The performance audit shows that administrators failed to competitively award grants and “sufficiently monitor use of funding” for the Shared Visions Preschool Program and the Early Elementary Innovative Grants based on a review of data from July 1, 2006 through June 30, 2012.
“When programs get put on autopilot is when you run the risk of things not operating correctly,” said Annette Campbell, director of the performance investigation division for Iowa’s Office of the Auditor of State, though she noted the issues were not “very egregious.”
“I think the department could be more active in their monitoring,” she said.
The Shared Visions Preschool Program serves children ages 3 to 5 as well as their families with preschool, full-day kindergarten and additional educational services while the Early Elementary Innovative Grants – also known as the At-Risk K-3 Grants – fund kindergarten through third-grade programming for schools with large populations of students from financially disadvantaged families.
“We thought it was a fair review,” said Jeff Berger, deputy director of the Iowa Department of Education. “I think some of the concerns expressed in the report were valid concerns. We went through a time in ‘09 and ’10 when we were doing across the board cuts and struggling to make ends meet … We were struggling to meet our obligation, there’s no doubt about it.”
The Cedar Rapids, Iowa City and College Community school districts are among the entities that received funding from these programs during the six years studied in the audit. The report showed that, rather than continually seek new or additional recipients, the department “instead awarded funding primarily to the same grantees each fiscal year.”
Berger attributed some of that to budget cuts, in the form of a 1.5 percent reduction in 2009 followed by a 10 percent decrease in 2010.

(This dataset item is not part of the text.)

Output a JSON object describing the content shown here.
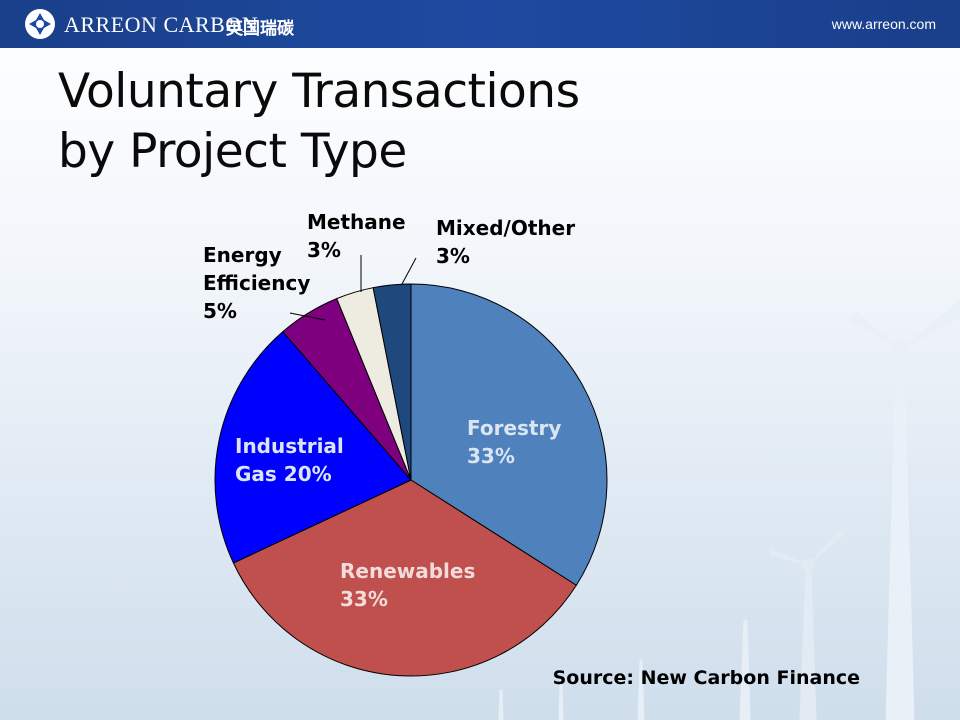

“If you’re given an amount and it just stays flat, it’s harder to do that without seeing programs just disappear,” he said. “We were sensitive to the fact that we wanted to make sure we were supporting good quality programs but we didn’t get the funding that we thought we might … I think some of the recipients of this grant have come to rely on this as a funding stream and it was never intended to be a funding stream. It was designed to create quality preschools where there were none.”
The report did not go into detail about whether or not certain areas or populations were underserved as a result of the way the grants were administered, with many of the entities initially applying for the dollars in the late ‘80s and early ‘90s, but Campbell acknowledged that potential consequence.
“We don’t have the documentation to make that determination,” she said. “We have no basis to say that they were served best or they were underserved or the ones who got it shouldn’t have gotten that funding but there is definitely the possibility that could’ve happened.”
While Berger chose not to go into details about how the estimated $7 million Shared Visions and $3 million At-Risk K-3 Grant funding would be awarded for the coming fiscal year, he said department staff will work to make sure the recipient pool is “balanced” when it comes to school size, region and urban or rural setting. Grant awards should be announced in May or June 2014, he said, and changes within the department are already underway.
The report also showed that the department didn’t adequately follow the money once it was dispersed, but both Berger and Campbell said there is no reason to believe funds were intentionally misspent.
The report includes recommendations for the department, such as verifying year-end reports, reviewing detailed expenditure records and requiring progress reports from programs who receive the funding.
“We’re pretty confident they’re going to get these recommendations in place in a timely manner,” Campbell said. “I think the department has already made significant strides in making those improvements.”
Berger noted that there has been staff turnover since the period included in the audit and that, along with the 2007-08 introduction of the Statewide Voluntary Preschool Program, have allowed the department to improve the process and bring the initiative back to its original purpose.
“I think we’re validating the concern because those concerns are already driving us in the direction we wanted to go in ourselves,” he said. “Honestly, making them reapply periodically forces them, just as this review forced us to look at what we’re doing and recalibrate, it does the same on the local level … That’s a healthy process for everybody.”